AMDは、推論ベンチマーク「MLPerf」の最新ラウンドに、同社のデータセンター用GPUのフラグシップ製品である「AMD Instinct MI300X(以下、MI300X)」の結果を初めて提出した。同社は、市場リーダーであるNVIDIAの現世代ハードウェア「H100/H200」に匹敵する結果を達成したが、総合的にはNVIDIAがわずかな差で勝利した。
NVIDIAは、カナダのスタートアップ企業であるUntetherからも挑戦を受けた。Untetherは同社初となるMLPerfベンチマークを披露し、同社の「speedAI」アクセラレーターが「ResNet-50」ワークロードの電力効率において、NVIDIAのさまざまなチップを上回ったことを示した。GoogleもAI向けアクセラレーターチップ「Tensor Processing Unit(TPU)」の第6世代となる「Trillium」の結果を提出し、Intelは「Granite Rapids CPU」を初披露した。

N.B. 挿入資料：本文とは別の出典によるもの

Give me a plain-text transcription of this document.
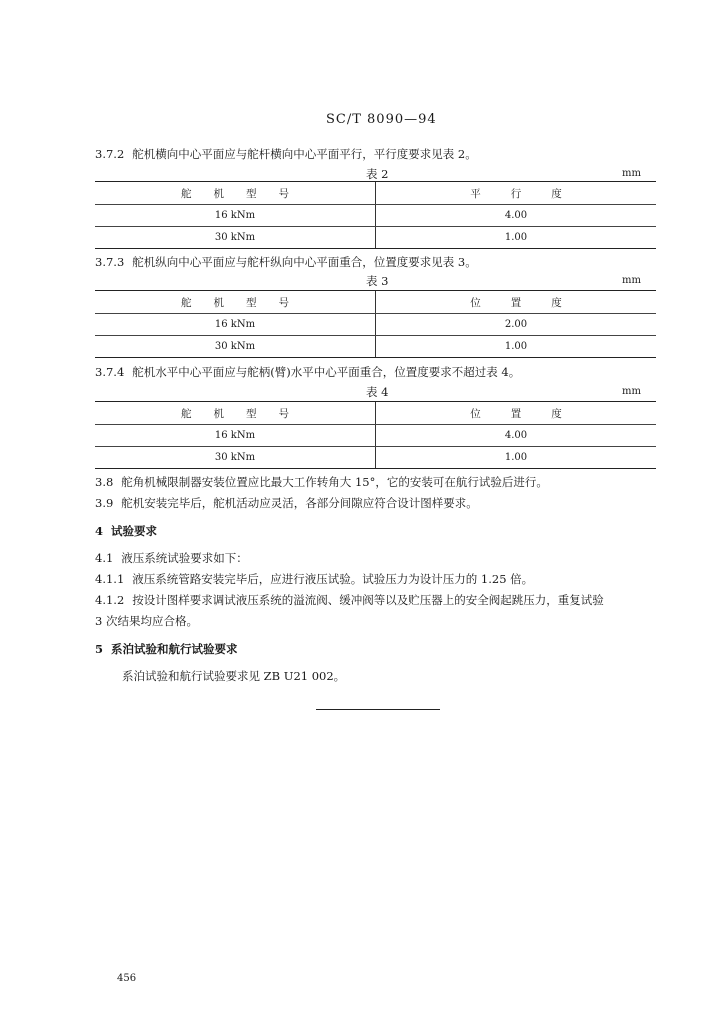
SC/T 8090—94
3.7.2 舵机横向中心平面应与舵杆横向中心平面平行，平行度要求见表 2。
表 2	mm
舵机型号	平行度
16 kNm	4.00
30 kNm	1.00
3.7.3 舵机纵向中心平面应与舵杆纵向中心平面重合，位置度要求见表 3。
表 3	mm
舵机型号	位置度
16 kNm	2.00
30 kNm	1.00
3.7.4 舵机水平中心平面应与舵柄(臂)水平中心平面重合，位置度要求不超过表 4。
表 4	mm
舵机型号	位置度
16 kNm	4.00
30 kNm	1.00
3.8 舵角机械限制器安装位置应比最大工作转角大 15°，它的安装可在航行试验后进行。
3.9 舵机安装完毕后，舵机活动应灵活，各部分间隙应符合设计图样要求。
4 试验要求
4.1 液压系统试验要求如下：
4.1.1 液压系统管路安装完毕后，应进行液压试验。试验压力为设计压力的 1.25 倍。
4.1.2 按设计图样要求调试液压系统的溢流阀、缓冲阀等以及贮压器上的安全阀起跳压力，重复试验
3 次结果均应合格。
5 系泊试验和航行试验要求
系泊试验和航行试验要求见 ZB U21 002。
456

AMDは、NVIDIAのデータセンター向けGPUに対抗するMI300Xの結果を初提出し、「Llama2-70B」での推論におけるシングルチップおよび8チップシステムの性能を示した。シングルチップのMI300Xは、サーバモードで2520.27トークン/秒(token/s)、オフラインモードで3062.72トークン/秒の推論が可能で、8チップシステムのMI300Xは、サーバモードで21028.20トークン/秒、オフラインモードで23514.80トークン/秒を実行できる。この数字は、システムサイズ間のスケーラビリティがかなり直線的であることを示している(オフラインシナリオではバッチ処理によってスループットを最大化できるが、より難しいサーバシナリオではレイテンシの制限に対応したリアルタイムクエリをシミュレートする)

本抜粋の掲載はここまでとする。